Iraqi army has lost control of the strategic city of Fallujah, west of Baghdad, eyewitnesses say.
Al-Qaeda-linked militants now control the south of the city. An Iraqi reporter there says tribesmen allied with al-Qaeda hold the rest of Fallujah.
Fighting there erupted after troops broke up a protest camp by Sunni Arabs in the city of Ramadi on Monday.
They have been accusing the Shia-led government of marginalizing the Sunnis.
The recent fighting in Fallujah and Ramadi has pitted government troops on the one hand and the Islamic State of Iraq and the Levant (Isis), which is affiliated with al-Qaeda, and Sunni tribesmen on the other.
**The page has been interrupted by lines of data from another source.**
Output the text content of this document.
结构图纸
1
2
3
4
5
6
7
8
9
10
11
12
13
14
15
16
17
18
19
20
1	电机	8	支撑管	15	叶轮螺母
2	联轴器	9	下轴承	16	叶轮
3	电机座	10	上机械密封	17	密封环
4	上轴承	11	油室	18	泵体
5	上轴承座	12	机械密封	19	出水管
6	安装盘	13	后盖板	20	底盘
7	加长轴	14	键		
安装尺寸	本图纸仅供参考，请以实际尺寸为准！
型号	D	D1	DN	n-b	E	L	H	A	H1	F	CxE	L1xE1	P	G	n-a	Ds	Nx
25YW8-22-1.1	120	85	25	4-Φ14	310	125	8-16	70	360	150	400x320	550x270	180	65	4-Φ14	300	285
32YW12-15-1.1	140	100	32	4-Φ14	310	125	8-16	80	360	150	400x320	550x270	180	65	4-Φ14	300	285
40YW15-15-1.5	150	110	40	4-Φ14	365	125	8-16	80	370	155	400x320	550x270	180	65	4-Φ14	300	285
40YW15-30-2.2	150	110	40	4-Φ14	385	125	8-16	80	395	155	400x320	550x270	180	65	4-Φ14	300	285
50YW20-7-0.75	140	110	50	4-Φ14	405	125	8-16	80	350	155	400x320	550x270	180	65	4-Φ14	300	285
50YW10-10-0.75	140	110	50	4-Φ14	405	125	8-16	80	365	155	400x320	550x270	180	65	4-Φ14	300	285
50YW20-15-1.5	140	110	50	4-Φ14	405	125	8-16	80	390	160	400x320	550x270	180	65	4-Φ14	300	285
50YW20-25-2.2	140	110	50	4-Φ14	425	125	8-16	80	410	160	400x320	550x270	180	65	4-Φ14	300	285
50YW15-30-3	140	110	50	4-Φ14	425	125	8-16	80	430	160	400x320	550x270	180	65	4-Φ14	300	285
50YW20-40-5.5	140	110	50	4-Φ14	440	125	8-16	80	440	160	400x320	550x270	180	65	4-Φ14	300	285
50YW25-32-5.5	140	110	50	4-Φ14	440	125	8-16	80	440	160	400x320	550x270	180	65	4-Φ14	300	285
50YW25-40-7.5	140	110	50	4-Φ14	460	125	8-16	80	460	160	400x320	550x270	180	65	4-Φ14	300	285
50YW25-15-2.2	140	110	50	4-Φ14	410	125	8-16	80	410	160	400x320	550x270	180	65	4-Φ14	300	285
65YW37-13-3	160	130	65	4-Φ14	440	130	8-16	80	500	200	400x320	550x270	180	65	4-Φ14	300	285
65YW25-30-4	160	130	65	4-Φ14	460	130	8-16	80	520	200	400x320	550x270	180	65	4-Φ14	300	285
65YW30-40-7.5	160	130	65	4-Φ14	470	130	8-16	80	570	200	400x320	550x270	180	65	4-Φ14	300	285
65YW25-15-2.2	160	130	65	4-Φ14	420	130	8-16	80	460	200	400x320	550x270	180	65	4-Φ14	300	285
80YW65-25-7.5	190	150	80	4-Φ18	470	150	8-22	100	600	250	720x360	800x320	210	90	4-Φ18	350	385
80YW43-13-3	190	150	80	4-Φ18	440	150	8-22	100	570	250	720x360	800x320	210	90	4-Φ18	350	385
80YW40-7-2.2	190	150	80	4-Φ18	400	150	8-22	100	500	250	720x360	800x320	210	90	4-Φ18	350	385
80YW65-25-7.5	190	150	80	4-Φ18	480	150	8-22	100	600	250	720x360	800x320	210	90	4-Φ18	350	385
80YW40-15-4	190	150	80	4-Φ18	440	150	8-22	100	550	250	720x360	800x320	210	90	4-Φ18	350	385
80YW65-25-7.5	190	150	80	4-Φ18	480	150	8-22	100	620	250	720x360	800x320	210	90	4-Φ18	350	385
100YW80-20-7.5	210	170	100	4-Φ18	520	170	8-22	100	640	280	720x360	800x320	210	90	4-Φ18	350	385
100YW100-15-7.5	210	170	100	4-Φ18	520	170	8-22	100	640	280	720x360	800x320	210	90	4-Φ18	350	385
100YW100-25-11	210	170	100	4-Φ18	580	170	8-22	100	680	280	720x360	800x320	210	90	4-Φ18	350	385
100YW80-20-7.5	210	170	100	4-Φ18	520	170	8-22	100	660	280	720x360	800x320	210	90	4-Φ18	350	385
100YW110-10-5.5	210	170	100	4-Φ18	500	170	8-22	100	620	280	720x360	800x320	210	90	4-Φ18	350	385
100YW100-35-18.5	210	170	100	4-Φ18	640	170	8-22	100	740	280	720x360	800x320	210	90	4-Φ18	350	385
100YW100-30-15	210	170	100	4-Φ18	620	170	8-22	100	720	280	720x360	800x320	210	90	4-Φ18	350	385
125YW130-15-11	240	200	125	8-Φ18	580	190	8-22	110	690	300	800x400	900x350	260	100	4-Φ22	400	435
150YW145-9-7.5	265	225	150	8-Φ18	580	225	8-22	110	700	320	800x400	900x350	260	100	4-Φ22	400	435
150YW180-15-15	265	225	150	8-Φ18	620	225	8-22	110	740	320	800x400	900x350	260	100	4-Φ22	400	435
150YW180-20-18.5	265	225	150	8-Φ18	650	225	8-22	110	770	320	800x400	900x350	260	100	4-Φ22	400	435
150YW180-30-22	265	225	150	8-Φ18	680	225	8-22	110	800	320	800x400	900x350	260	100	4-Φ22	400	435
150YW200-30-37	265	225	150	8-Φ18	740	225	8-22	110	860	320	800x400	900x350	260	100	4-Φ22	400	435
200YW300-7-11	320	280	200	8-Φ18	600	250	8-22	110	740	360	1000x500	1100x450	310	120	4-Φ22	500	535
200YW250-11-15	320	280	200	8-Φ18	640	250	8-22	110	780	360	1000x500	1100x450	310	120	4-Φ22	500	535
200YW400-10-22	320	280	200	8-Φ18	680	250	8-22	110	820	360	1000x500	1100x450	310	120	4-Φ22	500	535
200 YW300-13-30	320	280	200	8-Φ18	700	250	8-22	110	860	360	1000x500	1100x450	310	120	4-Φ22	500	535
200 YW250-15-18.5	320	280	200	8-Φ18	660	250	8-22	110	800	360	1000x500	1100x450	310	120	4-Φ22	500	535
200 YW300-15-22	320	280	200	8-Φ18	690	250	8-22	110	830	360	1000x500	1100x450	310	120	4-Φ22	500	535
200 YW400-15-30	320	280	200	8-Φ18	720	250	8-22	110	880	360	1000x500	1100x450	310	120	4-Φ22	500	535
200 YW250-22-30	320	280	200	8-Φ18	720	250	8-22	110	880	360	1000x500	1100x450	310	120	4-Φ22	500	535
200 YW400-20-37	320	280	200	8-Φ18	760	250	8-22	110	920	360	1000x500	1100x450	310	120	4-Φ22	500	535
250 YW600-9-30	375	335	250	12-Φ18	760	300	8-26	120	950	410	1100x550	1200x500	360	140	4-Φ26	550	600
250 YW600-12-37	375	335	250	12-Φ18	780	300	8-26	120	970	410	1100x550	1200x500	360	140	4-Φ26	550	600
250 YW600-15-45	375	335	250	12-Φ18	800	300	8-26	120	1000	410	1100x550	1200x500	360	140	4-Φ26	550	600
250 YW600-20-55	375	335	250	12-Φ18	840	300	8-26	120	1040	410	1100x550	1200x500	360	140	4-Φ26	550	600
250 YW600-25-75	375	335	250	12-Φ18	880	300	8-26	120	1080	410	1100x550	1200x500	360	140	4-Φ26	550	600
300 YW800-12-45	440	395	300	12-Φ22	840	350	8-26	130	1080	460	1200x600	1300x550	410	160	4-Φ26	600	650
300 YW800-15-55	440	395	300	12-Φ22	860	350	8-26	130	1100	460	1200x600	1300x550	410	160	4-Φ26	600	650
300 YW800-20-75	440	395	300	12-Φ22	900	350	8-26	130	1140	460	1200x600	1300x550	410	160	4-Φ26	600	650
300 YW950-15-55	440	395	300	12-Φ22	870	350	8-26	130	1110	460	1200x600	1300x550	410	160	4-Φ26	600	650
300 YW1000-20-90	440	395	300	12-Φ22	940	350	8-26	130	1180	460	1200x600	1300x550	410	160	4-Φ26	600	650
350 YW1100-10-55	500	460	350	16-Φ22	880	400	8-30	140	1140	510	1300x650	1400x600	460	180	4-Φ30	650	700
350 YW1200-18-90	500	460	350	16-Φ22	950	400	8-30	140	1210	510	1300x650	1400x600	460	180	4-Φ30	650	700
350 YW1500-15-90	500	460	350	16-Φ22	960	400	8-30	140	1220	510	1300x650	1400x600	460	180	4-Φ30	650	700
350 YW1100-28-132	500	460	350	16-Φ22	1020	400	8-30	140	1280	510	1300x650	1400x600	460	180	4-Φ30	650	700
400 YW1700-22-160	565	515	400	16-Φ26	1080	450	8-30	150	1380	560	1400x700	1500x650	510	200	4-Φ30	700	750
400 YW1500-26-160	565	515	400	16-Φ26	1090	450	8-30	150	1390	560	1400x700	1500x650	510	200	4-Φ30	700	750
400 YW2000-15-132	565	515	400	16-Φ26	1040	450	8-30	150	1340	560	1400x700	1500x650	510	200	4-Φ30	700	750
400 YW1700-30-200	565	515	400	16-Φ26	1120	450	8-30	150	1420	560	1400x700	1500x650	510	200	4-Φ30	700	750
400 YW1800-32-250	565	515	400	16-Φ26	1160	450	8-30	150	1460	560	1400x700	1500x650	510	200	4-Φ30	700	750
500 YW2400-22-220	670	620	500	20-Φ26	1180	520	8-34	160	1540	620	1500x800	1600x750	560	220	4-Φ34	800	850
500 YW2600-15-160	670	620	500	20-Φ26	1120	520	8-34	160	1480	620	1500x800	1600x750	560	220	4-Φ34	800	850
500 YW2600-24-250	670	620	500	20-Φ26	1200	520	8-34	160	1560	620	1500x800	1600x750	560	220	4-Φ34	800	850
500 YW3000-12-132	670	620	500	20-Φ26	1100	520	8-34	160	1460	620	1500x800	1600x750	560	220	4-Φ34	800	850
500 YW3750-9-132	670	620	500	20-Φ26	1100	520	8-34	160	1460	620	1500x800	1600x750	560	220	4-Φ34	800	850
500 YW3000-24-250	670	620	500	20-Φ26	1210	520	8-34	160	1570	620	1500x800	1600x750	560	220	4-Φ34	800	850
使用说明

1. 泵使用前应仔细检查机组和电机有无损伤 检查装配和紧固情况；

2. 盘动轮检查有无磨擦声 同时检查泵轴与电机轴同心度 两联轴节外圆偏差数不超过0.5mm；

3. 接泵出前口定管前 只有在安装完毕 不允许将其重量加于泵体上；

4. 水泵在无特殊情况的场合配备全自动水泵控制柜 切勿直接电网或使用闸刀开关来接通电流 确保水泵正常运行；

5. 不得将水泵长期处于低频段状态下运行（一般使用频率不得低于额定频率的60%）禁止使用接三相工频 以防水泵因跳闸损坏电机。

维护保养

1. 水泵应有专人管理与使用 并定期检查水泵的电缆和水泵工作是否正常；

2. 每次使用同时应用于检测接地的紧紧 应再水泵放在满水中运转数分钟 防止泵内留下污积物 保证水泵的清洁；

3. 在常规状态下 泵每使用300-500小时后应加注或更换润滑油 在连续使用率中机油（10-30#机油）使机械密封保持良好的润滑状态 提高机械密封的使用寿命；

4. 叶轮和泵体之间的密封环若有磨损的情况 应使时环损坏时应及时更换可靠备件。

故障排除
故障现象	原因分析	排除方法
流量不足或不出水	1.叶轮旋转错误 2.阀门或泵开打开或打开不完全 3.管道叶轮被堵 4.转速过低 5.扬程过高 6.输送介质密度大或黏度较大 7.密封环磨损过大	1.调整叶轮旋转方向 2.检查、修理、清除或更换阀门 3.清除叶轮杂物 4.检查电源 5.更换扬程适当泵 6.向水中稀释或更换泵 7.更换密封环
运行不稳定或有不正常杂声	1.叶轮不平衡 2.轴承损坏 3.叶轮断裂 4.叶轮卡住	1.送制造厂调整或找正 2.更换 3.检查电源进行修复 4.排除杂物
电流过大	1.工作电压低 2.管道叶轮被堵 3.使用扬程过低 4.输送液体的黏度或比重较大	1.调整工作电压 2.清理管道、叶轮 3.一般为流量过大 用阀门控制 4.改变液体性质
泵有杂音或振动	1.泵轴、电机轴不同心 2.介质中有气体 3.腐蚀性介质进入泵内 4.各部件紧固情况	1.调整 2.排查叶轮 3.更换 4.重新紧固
Local Sunni Arabs have been angered by they perceive as discrimination by the government of PM Nouri Maliki.
They also say their minority community is being targeted by anti-terrorism measures implemented to stem the surge in sectarian violence.
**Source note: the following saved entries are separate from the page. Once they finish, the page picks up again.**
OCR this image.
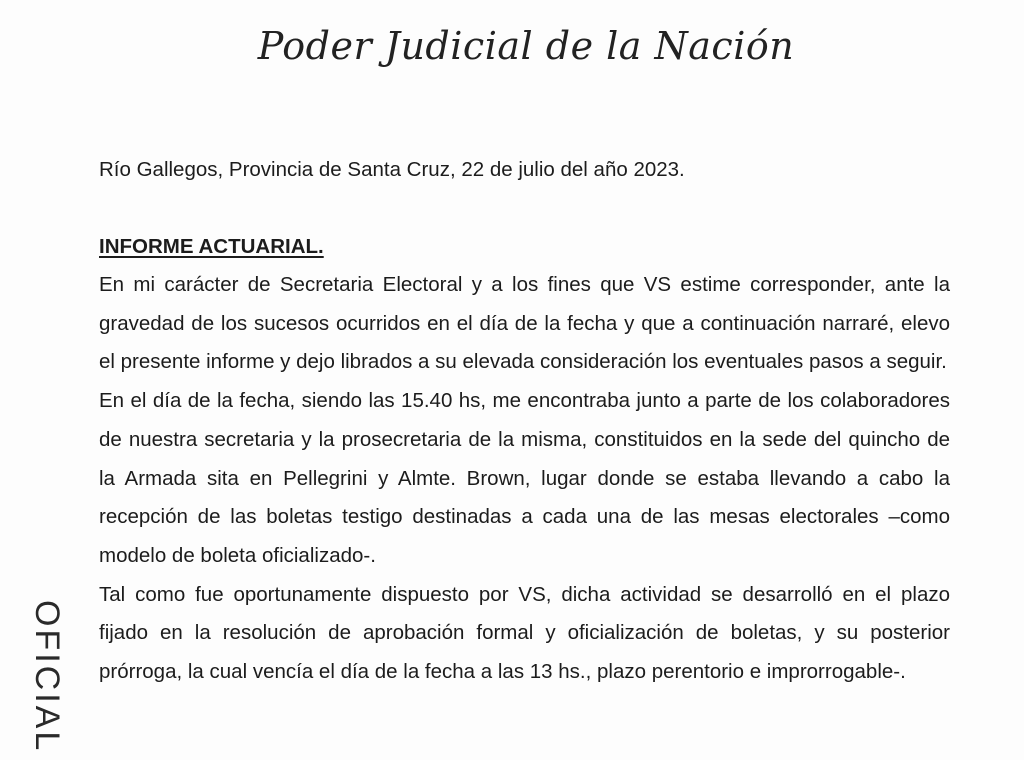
Poder Judicial de la Nación
Río Gallegos, Provincia de Santa Cruz, 22 de julio del año 2023.
INFORME ACTUARIAL.

En mi carácter de Secretaria Electoral y a los fines que VS estime corresponder, ante la gravedad de los sucesos ocurridos en el día de la fecha y que a continuación narraré, elevo el presente informe y dejo librados a su elevada consideración los eventuales pasos a seguir.

En el día de la fecha, siendo las 15.40 hs, me encontraba junto a parte de los colaboradores de nuestra secretaria y la prosecretaria de la misma, constituidos en la sede del quincho de la Armada sita en Pellegrini y Almte. Brown, lugar donde se estaba llevando a cabo la recepción de las boletas testigo destinadas a cada una de las mesas electorales –como modelo de boleta oficializado-.

Tal como fue oportunamente dispuesto por VS, dicha actividad se desarrolló en el plazo fijado en la resolución de aprobación formal y oficialización de boletas, y su posterior prórroga, la cual vencía el día de la fecha a las 13 hs., plazo perentorio e improrrogable-.

OFICIAL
Iraqi army has lost control of the strategic city of Fallujah, west of Baghdad
Late on Saturday, eyewitnesses said al-Qaeda militants were in evidence on the streets of Fallujah, riding pick-up trucks mounted with anti-aircraft guns.
Reuters news agency said saying troops were shelling parts of the city to try to retake it.
Iraqiya state television quoted Nouri Maliki as saying: “We will not back down until we end all terrorist groups and save our people in Anbar.”
On Tuesday, he agreed to withdraw the army from towns and cities in Anbar province, to allow police to resume control of security.
But as soon as soldiers left their posts, militants aligned to al-Qaeda appeared in Ramadi, Fallujah and Tarmiya, storming police stations, freeing prisoners and seizing weapons.
Nouri Maliki reversed his decision the next day, sending soldiers back to Anbar.
But on Thursday, militants in Ramadi and Fallujah raised black flags on buildings and used the loudspeakers of mosques to call on people to join their struggle and support a “peaceful takeover”.
In recent months Sunni militants have stepped up attacks across Iraq, while Shia groups began deadly reprisals – raising fears of a return to full-scale sectarian conflict.
On Wednesday, the UN said at least 7,818 civilians and 1,050 members of the security forces had been killed in 2013.